Lower house deferral likely yet again as NCP can’t decide on speaker

Published On: January 10, 2020 07:39 AM NPT By: Republica  | @RepublicaNepal


KATHMANDU, Jan 10: With just two days left for the next scheduled meeting of the lower house, the ruling Nepal Communist Party (NCP) has not yet held ‘serious’ discussions to decide its candidate for new speaker. 

NCP’s failure to select a speaker candidate is holding up some important business in parliament’s ongoing winter session. 

Given the current arithmetic of the political parties represented in the lower house, no other political parties can elect a speaker or deputy speaker without the support of the NCP. But infighting between the two factions of the party – the erstwhile CPN (Maoist Center) and the CPN-UML– over speaker candidate is preventing the house from getting down to regular business. 

After deferring the lower house meeting three times at the request of the NCP, opposition party leaders have started criticizing it for holding the house hostage to its indecision. 

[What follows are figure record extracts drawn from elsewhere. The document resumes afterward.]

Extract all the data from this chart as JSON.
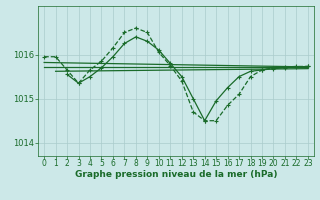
{
  "bg_color": "#cce8e8",
  "grid_color": "#aacccc",
  "line_color": "#1a6b2a",
  "xlabel": "Graphe pression niveau de la mer (hPa)",
  "xlabel_fontsize": 6.5,
  "tick_fontsize": 5.5,
  "xlim": [
    -0.5,
    23.5
  ],
  "ylim": [
    1013.7,
    1017.1
  ],
  "yticks": [
    1014,
    1015,
    1016
  ],
  "xticks": [
    0,
    1,
    2,
    3,
    4,
    5,
    6,
    7,
    8,
    9,
    10,
    11,
    12,
    13,
    14,
    15,
    16,
    17,
    18,
    19,
    20,
    21,
    22,
    23
  ],
  "series_main": {
    "x": [
      0,
      1,
      2,
      3,
      4,
      5,
      6,
      7,
      8,
      9,
      10,
      11,
      12,
      13,
      14,
      15,
      16,
      17,
      18,
      19,
      20,
      21,
      22,
      23
    ],
    "y": [
      1015.95,
      1015.95,
      1015.65,
      1015.35,
      1015.65,
      1015.85,
      1016.15,
      1016.5,
      1016.6,
      1016.5,
      1016.05,
      1015.75,
      1015.4,
      1014.7,
      1014.5,
      1014.5,
      1014.85,
      1015.1,
      1015.5,
      1015.65,
      1015.7,
      1015.72,
      1015.73,
      1015.73
    ]
  },
  "series_wave2": {
    "x": [
      2,
      3,
      4,
      5,
      6,
      7,
      8,
      9,
      10,
      11,
      12,
      13,
      14,
      15,
      16,
      17,
      18,
      19,
      20,
      21,
      22,
      23
    ],
    "y": [
      1015.55,
      1015.35,
      1015.5,
      1015.7,
      1015.95,
      1016.25,
      1016.4,
      1016.3,
      1016.1,
      1015.8,
      1015.5,
      1015.0,
      1014.5,
      1014.95,
      1015.25,
      1015.5,
      1015.62,
      1015.65,
      1015.68,
      1015.7,
      1015.72,
      1015.73
    ]
  },
  "series_flat1": {
    "x": [
      0,
      23
    ],
    "y": [
      1015.82,
      1015.72
    ]
  },
  "series_flat2": {
    "x": [
      0,
      23
    ],
    "y": [
      1015.72,
      1015.72
    ]
  },
  "series_flat3": {
    "x": [
      1,
      23
    ],
    "y": [
      1015.62,
      1015.68
    ]
  }
}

Main opposition Nepali Congress (NC) leader Jitendra Dev drew the attention of political parties over the delay in the election of a speaker. Speaking at the National Assembly on Thursday, he said, “Delay in electing the speaker has left the house hostage to the NCP and some of its leaders. This is contempt of parliament.” Dev urged the NCP not to postpone the speaker election process scheduled to begin from Sunday. 

However, some NCP leaders said the next meeting of the lower house scheduled for Sunday is also likely to be postponed as the two party chairmen, KP Oli and Pushpa Kamal Dahal, are yet to agree on the speaker candidate. A meeting held between them last week failed to make any headway. Dahal said he was under pressure not to relinquish the post of speaker in favor of the UML faction in the party. 

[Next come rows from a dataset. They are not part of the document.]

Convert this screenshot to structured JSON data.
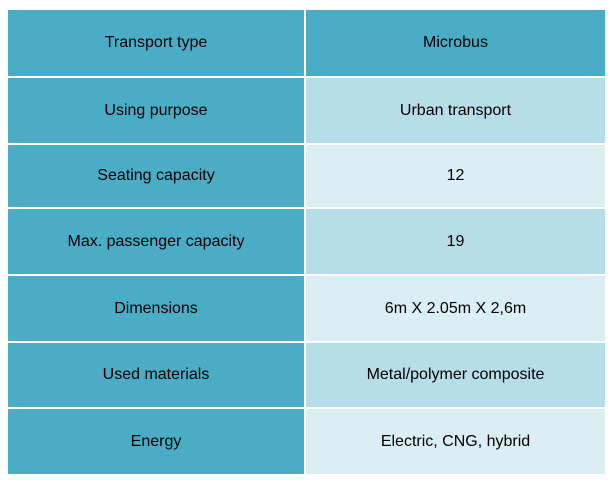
{
  "colors": {
    "header_and_label_bg": "#4bacc6",
    "band_dark": "#b6dde8",
    "band_light": "#dbeef3",
    "divider": "#ffffff"
  },
  "rows": [
    {
      "label": "Transport type",
      "value": "Microbus"
    },
    {
      "label": "Using purpose",
      "value": "Urban transport"
    },
    {
      "label": "Seating capacity",
      "value": "12"
    },
    {
      "label": "Max. passenger capacity",
      "value": "19"
    },
    {
      "label": "Dimensions",
      "value": "6m X 2.05m X 2,6m"
    },
    {
      "label": "Used materials",
      "value": "Metal/polymer composite"
    },
    {
      "label": "Energy",
      "value": "Electric, CNG, hybrid"
    }
  ]
}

Some in the NCP claimed that the party has been mulling to decide the speaker candidate only after the National Assembly election scheduled for January 23. “The party leadership seems to be wary that any decision over the speaker could affect the voting in the upper house poll,” said one NCP leader. NCP is fielding 16 candidates for the 18 positions lying vacant in the upper house. 

Following dispute between former UML and former Maoist factions the party over which faction should get the speaker, the NCP leadership has failed to take a decision acceptable to both factions. 

Asked about this, NCP spokesman Narayan Kaji Shrestha claimed that the selection of speaker has become stuck after Deputy Speaker Shiva Maya Tumbahangphe has declined to resign her post. “Our party wants to take the speaker post but technically we cannot field a candidate until the deputy speaker resigns,” he said. “She is one of the reasons behind the delay in picking the speaker,” he said. 

The lower house has failed to hold a single meeting after the start of the winter session on December 20. After the formalities of the first meeting of the parliamentary session, the lower house scheduled its next meeting for December 27. But the meeting was deferred for January 1 through a notice. 

The post of speaker is lying vacant since the resignation of Krishna Bahadur Mahara in early October after he was accused of attempted rape.